West Law Report

No sentencing guidance can be comprehensive

Posted in Times Law Report by mrkooenglish on December 1, 2008

From The Times
November 24, 2008
No sentencing guidance can be comprehensive

Court of Appeal, Criminal Division

Published November 24, 2008

Regina v Height and Regina v Anderson

Before Lord Judge, Lord Chief Justice, Lord Justice Thomas, Lord Justice Leveson, Mr Justice Owen and Mr Justice Christopher Clarke

Judgment October 29, 2008

The sentencing provisions of the Criminal Justice Act 2003 were not intended to be applied inflexibly. No scheme or guidance or statutory framework could be fully comprehensive, and any system of purported compartmentalisation or prescription had the potential to produce injustice.

The Court of Appeal, Criminal Division, so stated when allowing an appeal by John Height and dismissing an appeal by Malcolm Anderson against sentences of life imprisonment with minimum specified terms of 24 years and 22 years respectively imposed by Judge Stokes, QC, on April 30, 2007 in Nottingham Crown Court on Height’s conviction of, and Anderson’s plea of guilty to murder.

Mr Timothy Barnes, QC, assigned by the Registrar of Criminal Appeals, for Height; Mr Christopher Milligan, solicitor, assigned by the Registrar of Criminal Appeals, for Anderson; Mr Greg Dickinson, QC and Mr Jonathan Straw for the Crown.

THE LORD CHIEF JUSTICE, giving the reserved judgment of the court, said that for all practical purposes Anderson was Height’s boss. Anderson gave evidence for the Crown that he had spoken to Height about getting rid of his wife. Height had said that it could be arranged for a price of £20,000.

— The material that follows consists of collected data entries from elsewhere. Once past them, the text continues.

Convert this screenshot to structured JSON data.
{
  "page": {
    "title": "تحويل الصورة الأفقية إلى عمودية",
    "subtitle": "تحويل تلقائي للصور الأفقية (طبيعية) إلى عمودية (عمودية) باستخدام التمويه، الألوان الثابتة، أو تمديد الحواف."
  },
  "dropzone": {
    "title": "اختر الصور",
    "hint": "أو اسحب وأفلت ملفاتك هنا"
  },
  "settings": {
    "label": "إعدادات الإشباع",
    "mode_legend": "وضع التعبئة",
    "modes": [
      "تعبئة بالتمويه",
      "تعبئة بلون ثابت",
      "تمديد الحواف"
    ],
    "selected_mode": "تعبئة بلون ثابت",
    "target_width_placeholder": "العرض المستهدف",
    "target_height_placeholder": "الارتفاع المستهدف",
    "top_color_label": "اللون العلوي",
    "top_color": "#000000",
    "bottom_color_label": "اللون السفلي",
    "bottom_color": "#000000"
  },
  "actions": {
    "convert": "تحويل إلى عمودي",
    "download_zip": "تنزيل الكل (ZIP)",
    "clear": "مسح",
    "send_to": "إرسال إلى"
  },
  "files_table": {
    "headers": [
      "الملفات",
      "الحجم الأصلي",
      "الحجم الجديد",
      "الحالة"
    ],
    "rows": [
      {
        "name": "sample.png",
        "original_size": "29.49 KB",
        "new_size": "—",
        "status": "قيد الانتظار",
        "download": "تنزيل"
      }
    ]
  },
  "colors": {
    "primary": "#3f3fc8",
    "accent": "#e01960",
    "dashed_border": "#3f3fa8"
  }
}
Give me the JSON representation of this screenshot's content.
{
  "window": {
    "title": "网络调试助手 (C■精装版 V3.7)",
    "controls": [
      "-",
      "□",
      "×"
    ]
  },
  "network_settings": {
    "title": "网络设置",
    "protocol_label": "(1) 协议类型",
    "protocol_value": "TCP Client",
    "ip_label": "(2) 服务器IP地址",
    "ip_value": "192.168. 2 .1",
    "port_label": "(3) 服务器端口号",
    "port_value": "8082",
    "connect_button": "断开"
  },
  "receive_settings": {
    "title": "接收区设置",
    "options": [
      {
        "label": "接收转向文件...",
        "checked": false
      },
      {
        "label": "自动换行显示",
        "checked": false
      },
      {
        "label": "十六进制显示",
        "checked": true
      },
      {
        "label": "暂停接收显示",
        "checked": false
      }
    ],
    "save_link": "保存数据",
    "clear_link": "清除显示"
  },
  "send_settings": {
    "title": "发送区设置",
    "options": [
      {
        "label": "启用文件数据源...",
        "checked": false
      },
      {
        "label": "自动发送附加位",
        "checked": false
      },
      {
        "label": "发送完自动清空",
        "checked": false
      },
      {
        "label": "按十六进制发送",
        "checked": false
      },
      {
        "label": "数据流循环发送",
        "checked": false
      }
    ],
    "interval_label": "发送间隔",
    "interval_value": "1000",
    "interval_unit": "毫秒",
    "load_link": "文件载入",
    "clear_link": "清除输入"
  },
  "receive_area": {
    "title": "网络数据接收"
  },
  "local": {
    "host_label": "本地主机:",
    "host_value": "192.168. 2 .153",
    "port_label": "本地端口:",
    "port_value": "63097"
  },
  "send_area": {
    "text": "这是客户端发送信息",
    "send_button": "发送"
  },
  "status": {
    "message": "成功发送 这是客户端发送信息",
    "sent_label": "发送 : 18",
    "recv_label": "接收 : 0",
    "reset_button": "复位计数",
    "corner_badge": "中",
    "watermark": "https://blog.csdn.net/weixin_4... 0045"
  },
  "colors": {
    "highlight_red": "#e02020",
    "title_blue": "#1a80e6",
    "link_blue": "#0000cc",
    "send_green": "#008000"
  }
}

In the event it was Anderson who struck his wife with a saucepan and hammer, stabbed her with a knife and finally cut her throat. Then he and Height dragged her body to the river where it was found the next morning.

In accordance with his understanding of the statutory obligation imposed on him by section 269 of and Schedule 21 to the Criminal Justice Act 2003, the sentencing judge identified the relevant starting points as 30 years in the case of Height because it was a killing done in pursuit of financial gain and as 15 years in Anderson’s case since he did not stand to gain financially.

Their Lordships had lost count of the number of times when the Court of Appeal had emphasised that these provisions were not intended to be applied inflexibly. Indeed an inflexible approach would be inconsistent with the terms of the statutory framework.

If paragraph 6 of Schedule 21 was read literally, and in isolation from the remaining parts of the Schedule, it might suggest that any case which fell outside the express criteria identified in paragraph 4(2) and 5(2) should have a 15-year starting point.

But, in their Lordships’ judgment, the criteria which purported to identify those cases where the seriousness was particularly high, suggesting a starting point of 30 years, were not exhaustive of the cases which fell in that category and did not exclude the possibility that in some cases, probably rare, the seriousness might be such as to justify the 30-year starting point, even when the express criteria normally required for that purposes were absent.

Although Height’s financial motivation made a 30-year starting point appropriate, Anderson’s culpability, with all the many aggravating features, should also have been regarded as a case of particularly high seriousness, and the same starting point adopted.

Height’s minimum term would accordingly be reduced to 22 years. Anderson had no legitimate complaint about his minimum term of 22 years so that his application would be refused.

Solicitors: Crown Prosecution Service, Nottingham.